Sono passati 20 anni da quel 27 marzo quando la storia del nostro paese cambiò completamente. L’ imprenditore vinse le elezioni politiche contro ogni previsione. L’Italia, sconvolta nel suo panorama politico dall’inchiesta Mani Pulite, disse No al PDS di Achille Occhetto.

Quando Silvio Berlusconi pronunciò il famoso discorso della discesa in campo (“L’italia è il paese che amo…”) nessuno avrebbe scommesso che di lì a poco sarebbe diventato Presidente del Consiglio. Legato da solidi legami ai Socialisti sconvolti da Tangentopoli, l’allora Cavaliere, coperto l’obiettivo della telecamera con una calza velata, indirizzò ai cittadini italiani uno dei discorsi più famosi degli ultimi decenni.

Poco prima delle elezioni, si comprese tutta la portata innovativa, (il che non costituisce una valutazione di merito) nel duello-dibattito con il segretario del PDS, Achille Occhetto, di Silvio Berlusconi. In quell’occasione si ebbe la percezione di tutta l’innegabile forza comunicativa di un Berlusconi che parlava direttamente agli elettori, anzi, agli italiani, contrapposto ad un Occhetto che parlava il linguaggio della politica. Da quel duello il segretario Pds, che aveva parlato di “gioiosa macchina da guerra” riferendosi alla sua coalizione, uscì malconcio, quasi quanto dalla Bolognina.

Berlusconi vinse le elezioni a mani basse, con un’inedita coalizione bipartita. Al Sud Forza Italia era alleata del MSI di Gianfranco FIni, al Nord si presentava con la semisconosciuta Lega del senatur Umberto Bossi.

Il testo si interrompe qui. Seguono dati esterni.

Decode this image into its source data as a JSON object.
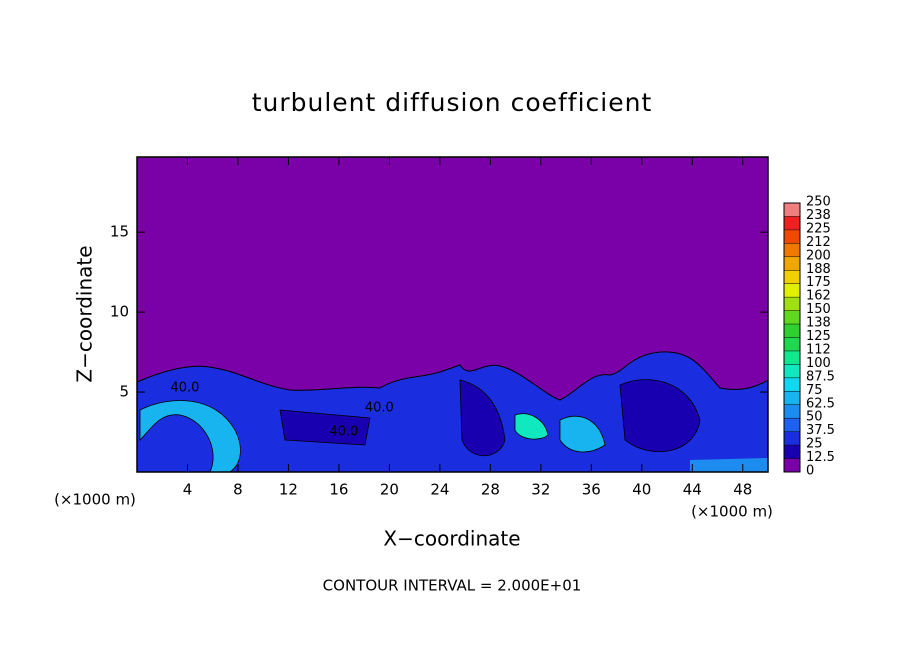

Ma cosa fece di Berlusconi il Presidente del Consiglio? Sicuramente l’impero mediatico, che ne amplificò sino a livelli parossistici i propositi in campagna elettorale, ma non basta. Probabilmente vinse, ed ha continuato a vincere perchè regalò un sogno, come fa notare Davide Vecchi, giornalista de “Il Fatto Quotidiano”, definendolo “imbonitore prestato alla politica per interessi personali”. Berlusconi diede agli italiani uno sogno da condividere, e fornì loro dei personaggi identificabili in questa storia italiana. Se l’ex- Cavaliere era l’eroe della storia, i giudici comunisti erano gli antagonisti e il Comunismo, l’ideologia del male. In una storia raccontata in questo modo, l’eroe, pur padrone di un impero mediatico, è riuscito a far passare, a rendere normale l’idea che tutti i giornali e le televisioni fossero contro di lui. Il risultato è l’attuale delegittimazione, la credibilità distrutta della stampa (pur non esente da colpe anche gravi).

Il risultato finale, senza entrare in un’elencazione di tutte le conseguenze generate negli ultimi vent’anni dal pensiero berlusconiano, potrebbe essere riassunto proprio nella condivisione di questa storia, che ha delegittimato società e istituzioni.